NECのCD-803は、ばくの聴いたかぎりのことでいえは、第一世代のCDプレイヤーのなかでは、音そのものの実在感とでもいったものを示すことにかけてひときわ抜きん出た能力をそなえている。よくいわれるようにともすると響きが薄くなりがちなところがコンパクトディスクにはあると思うが、そこから巧みに逃れているのがCD-803だ。
もともとそのような能力をそなえているCD-803を、一応ほくなりに追いこんだかたちでつかっているわけであるが、そこで聴ける音はコンパクトディスクはやはりミュータントであるという思いをあらたにさせる、と自分では思っている。したがって、今のところは、第二世代の機器が登場しようと、さほどあたふたとはしないでいられる。なぜかといえば、いまなおCD-803に夢中であって、とても子の世代の機器に浮気をする気持ちになれないからである。

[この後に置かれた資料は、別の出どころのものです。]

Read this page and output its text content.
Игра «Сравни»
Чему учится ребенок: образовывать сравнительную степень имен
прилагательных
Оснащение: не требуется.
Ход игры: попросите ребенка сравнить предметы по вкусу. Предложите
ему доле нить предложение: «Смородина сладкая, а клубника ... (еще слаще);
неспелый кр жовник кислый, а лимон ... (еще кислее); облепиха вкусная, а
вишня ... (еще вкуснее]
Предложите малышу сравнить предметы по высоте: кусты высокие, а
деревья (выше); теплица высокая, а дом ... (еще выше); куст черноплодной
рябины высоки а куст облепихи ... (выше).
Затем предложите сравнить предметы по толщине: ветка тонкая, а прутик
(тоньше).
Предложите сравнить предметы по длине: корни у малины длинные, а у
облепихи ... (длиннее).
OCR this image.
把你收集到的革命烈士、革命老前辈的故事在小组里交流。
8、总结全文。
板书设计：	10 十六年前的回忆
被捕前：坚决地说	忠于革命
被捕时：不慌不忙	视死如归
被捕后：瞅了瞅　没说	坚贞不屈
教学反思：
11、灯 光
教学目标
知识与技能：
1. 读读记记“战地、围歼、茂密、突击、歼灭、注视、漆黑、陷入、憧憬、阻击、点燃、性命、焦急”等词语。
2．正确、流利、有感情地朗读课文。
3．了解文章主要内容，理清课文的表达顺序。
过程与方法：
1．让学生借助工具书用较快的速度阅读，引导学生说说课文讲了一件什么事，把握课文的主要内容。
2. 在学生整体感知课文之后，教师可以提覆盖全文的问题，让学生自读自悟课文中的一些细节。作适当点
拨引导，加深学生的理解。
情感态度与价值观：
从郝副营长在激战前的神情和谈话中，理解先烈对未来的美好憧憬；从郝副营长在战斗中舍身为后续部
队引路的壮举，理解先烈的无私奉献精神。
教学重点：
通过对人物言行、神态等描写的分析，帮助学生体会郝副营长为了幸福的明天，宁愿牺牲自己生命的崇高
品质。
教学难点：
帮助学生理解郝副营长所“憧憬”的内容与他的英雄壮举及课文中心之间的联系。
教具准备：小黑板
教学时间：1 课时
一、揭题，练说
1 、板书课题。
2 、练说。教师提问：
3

たしかにCD-803には使い勝手のうえでもう一歩と思うところがなくもないが、慣れとは恐ろしいもので、しばらくつかっているうちにその点でのいたらなさも気にならなくなった。アバタモエタボとでもいうべきかもしれない。
今ぼくは、CD-803でコンパクトディスクをきいて、CD万歳! といいたい気持ちである。